Como apenas parte da energia sob a forma de calor, que o ciclo absorve da fonte quente é transformado em trabalho, dado que a restante energia sob a forma de calor é enviada para a fonte fria, constatamos que uma máquina térmica nunca terá rendimento de 1 (100%), ou seja, não consegue transformar todo o calor fornecido em trabalho.
Se bem que os motores a diesel são mais eficientes do que os motores a gasolina. A compressão da mistura gasosa de ar e combustível é superior no motor a diesel, o que resulta em maiores temperaturas de combustão, ou seja, mais energia proveniente do combustível é aproveitada para realizar trabalho.
Ora, ao que parece, a economia de combustível foi precisamente a razão pela qual a programação do software da Volkswagen terá sido alterado, tornando os carros mais poluentes e elevando as emissões de NOx acima dos valores homologados, de acordo com os investigadores do International “Council on Clean Transportation”.
Que sistemas existem para redução do NOx?

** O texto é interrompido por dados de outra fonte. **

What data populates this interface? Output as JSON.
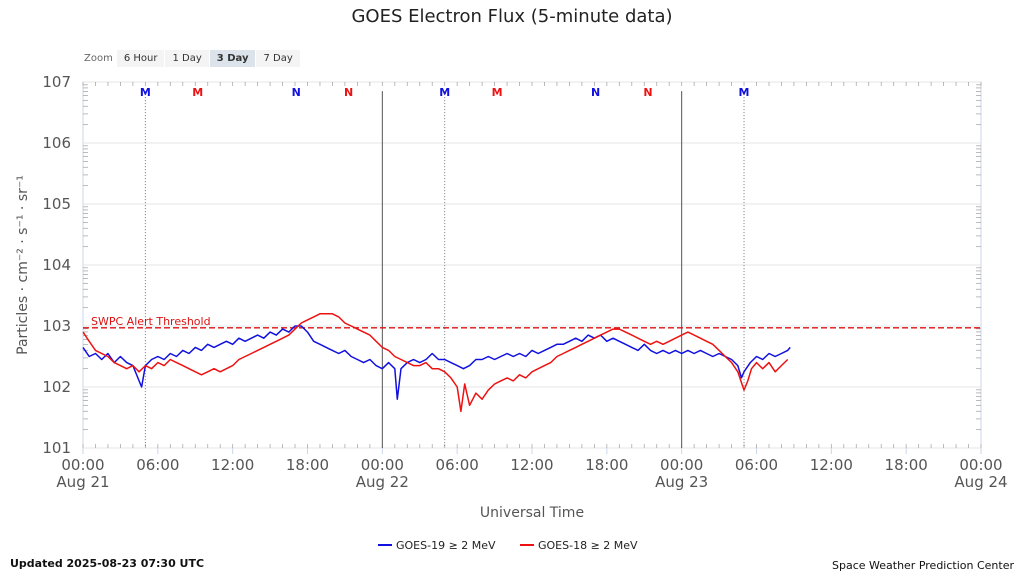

Abordagem às medidas técnicas propostas no âmbito do “dieselgate” e aos vários métodos utilizados para a redução do NOx
Não querendo ser demasiado exaustivo, vou nomear apenas as técnicas mais utilizadas pelos principais fabricantes. Quer durante o processo de combustão interna, como os designados de pós tratamento:
– Recirculação de gases de escape (EGR): alimentação controlada de gases de combustão para dentro da câmara de combustão. É um método eficaz para a redução dos níveis de óxido de azoto (NOx) na fase de combustão.
Quando a mistura de ar/combustível queima, a temperatura sobe e a formação de óxidos de nitrogénio aumenta a uma taxa desproporcionalmente elevada. A recirculação de uma porção do gás de escape (excluindo o oxigénio) novamente para a câmara de combustão baixa a temperatura dentro dos cilindros, reduzindo, desta forma, a taxa de formação de NOx durante o processo de combustão, ou através do controlo da concentração de oxigénio. Para cumprir com as exigentes normas EURO VI, as EGRs mais recentes são arrefecidas.
A maioria dos motores modernos exige a recirculação dos gases de escape, como tecnologia avançada, para satisfazer as normas de emissões. Habitualmente é usado nestas configurações um turbocompressor de geometria variável (VGT) para otimizar o canal de gases de escape em gamas de baixa, média e alta velocidade para produzir a máxima potência.
Seguem-se agora as principais tecnologias de pós-tratamento adotadas para o EURO VI, como meio de redução do NOx.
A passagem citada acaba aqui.